20 March 2008

roundabout

You know, I feel very disappointed that several months after the ascension of St Kevin of the Good and Goodier, here at Chateau VVB we're still snarking about Alexander Downer. Really need to get over it, even if he does deserve all he gets.

But I don't believe in deleting posts just because I feel bad or ambivalent about them.

About a millennium ago I started to talk about a personal, an internal, journey that I was embarking on.

That was a blogwanky way of saying I wanted a new job, preferably one that rewarded heretofore unrecongnised wonderfulness with great galumphing gobs of folding stuff.

So we went to the outplacement service area of a firm of national headhunters, got scrutinised (quite well, actually) and worked up a brilliant new CV where my previous wonderfulness was rendered into recruiting noughties-speak.

Nothing happened after that, of course, because whatever was needed internally hadn't suddenly made itself apparent.

And, in what may well be analysed as an emerging list of ready-made excuses, we started to wonder whether gleaming new wonderfulness was all that enticing.

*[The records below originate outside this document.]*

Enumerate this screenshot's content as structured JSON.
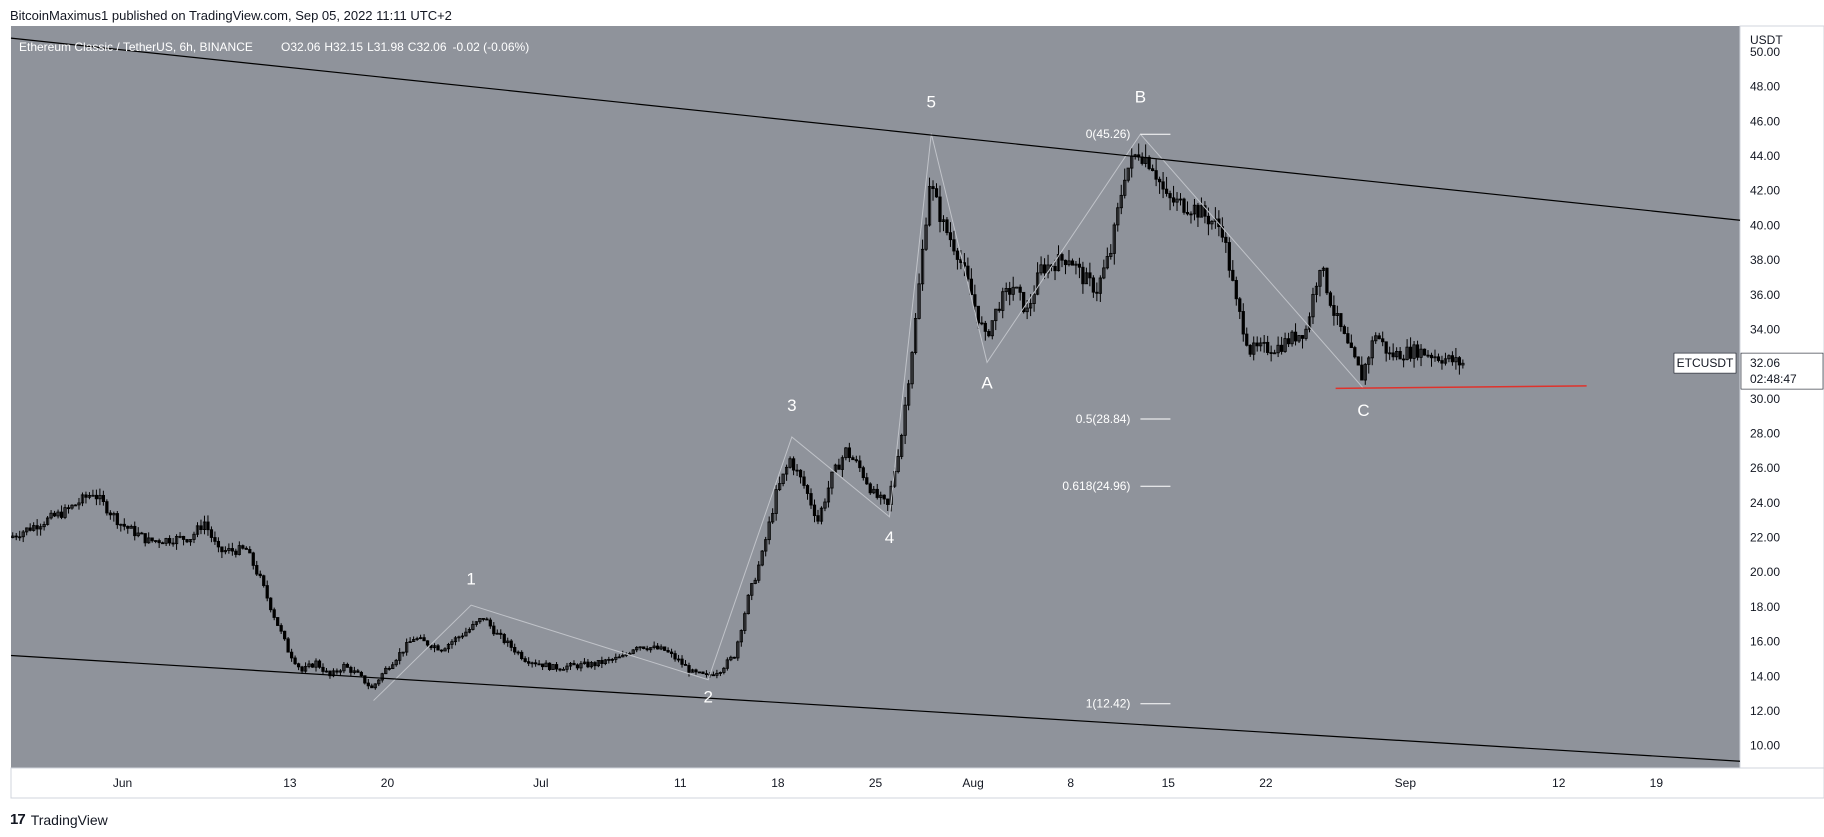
{
  "header": {
    "published": "BitcoinMaximus1 published on TradingView.com, Sep 05, 2022 11:11 UTC+2"
  },
  "footer": {
    "logo_glyph": "17",
    "brand": "TradingView"
  },
  "colors": {
    "background": "#8f939b",
    "candle": "#000000",
    "wave_line": "#c0c3c9",
    "support_line": "#e0322b",
    "text_light": "#ffffff",
    "axis_bg": "#ffffff",
    "axis_text": "#131722"
  },
  "chart_data": {
    "type": "candlestick",
    "symbol_info": "Ethereum Classic / TetherUS, 6h, BINANCE",
    "ohlc": [
      {
        "k": "O",
        "v": "32.06"
      },
      {
        "k": "H",
        "v": "32.15"
      },
      {
        "k": "L",
        "v": "31.98"
      },
      {
        "k": "C",
        "v": "32.06"
      }
    ],
    "change": "-0.02 (-0.06%)",
    "y_axis": {
      "label": "USDT",
      "ticks": [
        "10.00",
        "12.00",
        "14.00",
        "16.00",
        "18.00",
        "20.00",
        "22.00",
        "24.00",
        "26.00",
        "28.00",
        "30.00",
        "32.00",
        "34.00",
        "36.00",
        "38.00",
        "40.00",
        "42.00",
        "44.00",
        "46.00",
        "48.00",
        "50.00"
      ],
      "range": [
        9.0,
        51.5
      ]
    },
    "x_axis": {
      "ticks": [
        {
          "label": "Jun",
          "date": "2022-06-01"
        },
        {
          "label": "13",
          "date": "2022-06-13"
        },
        {
          "label": "20",
          "date": "2022-06-20"
        },
        {
          "label": "Jul",
          "date": "2022-07-01"
        },
        {
          "label": "11",
          "date": "2022-07-11"
        },
        {
          "label": "18",
          "date": "2022-07-18"
        },
        {
          "label": "25",
          "date": "2022-07-25"
        },
        {
          "label": "Aug",
          "date": "2022-08-01"
        },
        {
          "label": "8",
          "date": "2022-08-08"
        },
        {
          "label": "15",
          "date": "2022-08-15"
        },
        {
          "label": "22",
          "date": "2022-08-22"
        },
        {
          "label": "Sep",
          "date": "2022-09-01"
        },
        {
          "label": "12",
          "date": "2022-09-12"
        },
        {
          "label": "19",
          "date": "2022-09-19"
        }
      ],
      "range": [
        "2022-05-24",
        "2022-09-25"
      ]
    },
    "price_tag": {
      "symbol": "ETCUSDT",
      "price": "32.06",
      "countdown": "02:48:47"
    },
    "channel_lines": [
      {
        "name": "upper",
        "points": [
          {
            "date": "2022-05-24",
            "price": 50.8
          },
          {
            "date": "2022-09-25",
            "price": 40.3
          }
        ]
      },
      {
        "name": "lower",
        "points": [
          {
            "date": "2022-05-24",
            "price": 15.2
          },
          {
            "date": "2022-09-25",
            "price": 9.1
          }
        ]
      }
    ],
    "support_line": {
      "points": [
        {
          "date": "2022-08-27",
          "price": 30.6
        },
        {
          "date": "2022-09-14",
          "price": 30.75
        }
      ]
    },
    "fib_levels": [
      {
        "label": "0(45.26)",
        "price": 45.26
      },
      {
        "label": "0.5(28.84)",
        "price": 28.84
      },
      {
        "label": "0.618(24.96)",
        "price": 24.96
      },
      {
        "label": "1(12.42)",
        "price": 12.42
      }
    ],
    "wave_labels": [
      {
        "label": "1",
        "date": "2022-06-26",
        "price": 19.3
      },
      {
        "label": "2",
        "date": "2022-07-13",
        "price": 12.5
      },
      {
        "label": "3",
        "date": "2022-07-19",
        "price": 29.3
      },
      {
        "label": "4",
        "date": "2022-07-26",
        "price": 21.7
      },
      {
        "label": "5",
        "date": "2022-07-29",
        "price": 46.8
      },
      {
        "label": "A",
        "date": "2022-08-02",
        "price": 30.6
      },
      {
        "label": "B",
        "date": "2022-08-13",
        "price": 47.1
      },
      {
        "label": "C",
        "date": "2022-08-29",
        "price": 29.0
      }
    ],
    "wave_path": [
      {
        "date": "2022-06-19",
        "price": 12.6
      },
      {
        "date": "2022-06-26",
        "price": 18.1
      },
      {
        "date": "2022-07-13",
        "price": 13.8
      },
      {
        "date": "2022-07-19",
        "price": 27.8
      },
      {
        "date": "2022-07-26",
        "price": 23.2
      },
      {
        "date": "2022-07-29",
        "price": 45.3
      },
      {
        "date": "2022-08-02",
        "price": 32.1
      },
      {
        "date": "2022-08-13",
        "price": 45.26
      },
      {
        "date": "2022-08-29",
        "price": 30.6
      }
    ],
    "price_path": [
      {
        "date": "2022-05-24",
        "price": 22.0
      },
      {
        "date": "2022-05-28",
        "price": 23.5
      },
      {
        "date": "2022-05-30",
        "price": 24.6
      },
      {
        "date": "2022-06-01",
        "price": 22.8
      },
      {
        "date": "2022-06-03",
        "price": 21.8
      },
      {
        "date": "2022-06-06",
        "price": 22.0
      },
      {
        "date": "2022-06-07",
        "price": 22.9
      },
      {
        "date": "2022-06-08",
        "price": 21.2
      },
      {
        "date": "2022-06-10",
        "price": 21.3
      },
      {
        "date": "2022-06-11",
        "price": 19.6
      },
      {
        "date": "2022-06-12",
        "price": 17.5
      },
      {
        "date": "2022-06-13",
        "price": 15.5
      },
      {
        "date": "2022-06-14",
        "price": 14.3
      },
      {
        "date": "2022-06-15",
        "price": 14.8
      },
      {
        "date": "2022-06-16",
        "price": 14.0
      },
      {
        "date": "2022-06-17",
        "price": 14.6
      },
      {
        "date": "2022-06-18",
        "price": 14.1
      },
      {
        "date": "2022-06-19",
        "price": 13.3
      },
      {
        "date": "2022-06-20",
        "price": 14.4
      },
      {
        "date": "2022-06-22",
        "price": 16.2
      },
      {
        "date": "2022-06-24",
        "price": 15.6
      },
      {
        "date": "2022-06-26",
        "price": 16.7
      },
      {
        "date": "2022-06-27",
        "price": 17.4
      },
      {
        "date": "2022-06-28",
        "price": 16.4
      },
      {
        "date": "2022-06-30",
        "price": 15.0
      },
      {
        "date": "2022-07-02",
        "price": 14.5
      },
      {
        "date": "2022-07-05",
        "price": 14.7
      },
      {
        "date": "2022-07-07",
        "price": 15.1
      },
      {
        "date": "2022-07-08",
        "price": 15.8
      },
      {
        "date": "2022-07-10",
        "price": 15.5
      },
      {
        "date": "2022-07-11",
        "price": 14.9
      },
      {
        "date": "2022-07-12",
        "price": 14.2
      },
      {
        "date": "2022-07-13",
        "price": 14.0
      },
      {
        "date": "2022-07-14",
        "price": 14.4
      },
      {
        "date": "2022-07-15",
        "price": 15.2
      },
      {
        "date": "2022-07-16",
        "price": 18.5
      },
      {
        "date": "2022-07-17",
        "price": 21.0
      },
      {
        "date": "2022-07-18",
        "price": 24.5
      },
      {
        "date": "2022-07-19",
        "price": 26.5
      },
      {
        "date": "2022-07-20",
        "price": 25.0
      },
      {
        "date": "2022-07-21",
        "price": 23.0
      },
      {
        "date": "2022-07-22",
        "price": 25.5
      },
      {
        "date": "2022-07-23",
        "price": 27.0
      },
      {
        "date": "2022-07-24",
        "price": 26.0
      },
      {
        "date": "2022-07-25",
        "price": 24.5
      },
      {
        "date": "2022-07-26",
        "price": 23.8
      },
      {
        "date": "2022-07-27",
        "price": 28.0
      },
      {
        "date": "2022-07-28",
        "price": 34.5
      },
      {
        "date": "2022-07-29",
        "price": 42.5
      },
      {
        "date": "2022-07-30",
        "price": 40.0
      },
      {
        "date": "2022-07-31",
        "price": 38.5
      },
      {
        "date": "2022-08-01",
        "price": 36.0
      },
      {
        "date": "2022-08-02",
        "price": 33.5
      },
      {
        "date": "2022-08-03",
        "price": 35.5
      },
      {
        "date": "2022-08-04",
        "price": 36.5
      },
      {
        "date": "2022-08-05",
        "price": 35.0
      },
      {
        "date": "2022-08-06",
        "price": 37.5
      },
      {
        "date": "2022-08-08",
        "price": 38.2
      },
      {
        "date": "2022-08-09",
        "price": 37.0
      },
      {
        "date": "2022-08-10",
        "price": 36.3
      },
      {
        "date": "2022-08-11",
        "price": 38.5
      },
      {
        "date": "2022-08-12",
        "price": 43.0
      },
      {
        "date": "2022-08-13",
        "price": 44.3
      },
      {
        "date": "2022-08-14",
        "price": 43.5
      },
      {
        "date": "2022-08-15",
        "price": 41.5
      },
      {
        "date": "2022-08-17",
        "price": 41.0
      },
      {
        "date": "2022-08-19",
        "price": 39.8
      },
      {
        "date": "2022-08-20",
        "price": 35.5
      },
      {
        "date": "2022-08-21",
        "price": 32.8
      },
      {
        "date": "2022-08-23",
        "price": 33.0
      },
      {
        "date": "2022-08-25",
        "price": 34.0
      },
      {
        "date": "2022-08-26",
        "price": 37.8
      },
      {
        "date": "2022-08-27",
        "price": 35.0
      },
      {
        "date": "2022-08-28",
        "price": 33.0
      },
      {
        "date": "2022-08-29",
        "price": 31.3
      },
      {
        "date": "2022-08-30",
        "price": 33.8
      },
      {
        "date": "2022-08-31",
        "price": 32.5
      },
      {
        "date": "2022-09-02",
        "price": 32.8
      },
      {
        "date": "2022-09-05",
        "price": 32.06
      }
    ]
  }
}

Anyway, fast-forward a few months along with the inevitable number of organisational changes and all of a sudden the opportunity emerges to go and do a job quite removed from my most recent experiences, the daily necessiities of management which differ only in complexity aside, of course.

It's all quite good fun and, with any luck, the opportunity will soon appear to keep doing it for a while.

The only downside is the inevitable periods of 'what's it all about' although, to be fair, there's probably lesss of that than if I had remained where I was.

'Making a difference' is such an overdone corporate slogan - my organisation had it for a while - that it has lost all meaning, yet surely it's what people really need to feel they doing in the increasing (hmmm? or not) amounts of time they spend at work.

Less about getting the new plasma (Chateau VVB still doesn't have a TV over 51 cm, isn't that the 1980s benchmark?), but seeing something happen as a result of your actions. For example, it'd be really nice to good with your hands so you can make something and see it work.

This half-hearted attempt to bore you all rigid while I write my way through a brief period of introspection brought to you by the AFL on TV and about 25 tonnes of dead sandflies, including several kg of them in my hair.

I'm getting a message...

Thinking of a musical reference for the post title brings a few tunes into my head, it's time to play a little guitar, let's have some Richard Clapton - Girls on the Avenue.

Cool, but unsuitable for a post title so we go to the classically trained and outrageously different super band Yes for how my brain works. Although it can't be any worse than Steve Howe and Jon Anderson's efforts:

Go closer hold the land feel partly no more than grains of sand
We stand to lose all time a thousand answers by in our hand
Next to your deeper fears we stand surrounded by million years.

Fortunately, they got better:

Da da da da daaa da da
Da da da da daaa da da
Da da da da daaa da da
Da da da da daaa da da
Da da da da daaa da da
Da da da da daaa da da
Da da da da daaa da da
Da da da da daaa da da

All class.

2 comments:

BwcaBrownie said...

G'day VVB - Wishing you good luck with the whole damn thing, from a nomad who has been living out of a bag for a year now ( - and this week I am coming from the computer at the house of dear Copperwitch).
"Freedom's just another word for nothing left to lose" (thank you very much for pointing that out Mr Kristofferson).

phil said...

Group blogging - means never having to say you're not logged on?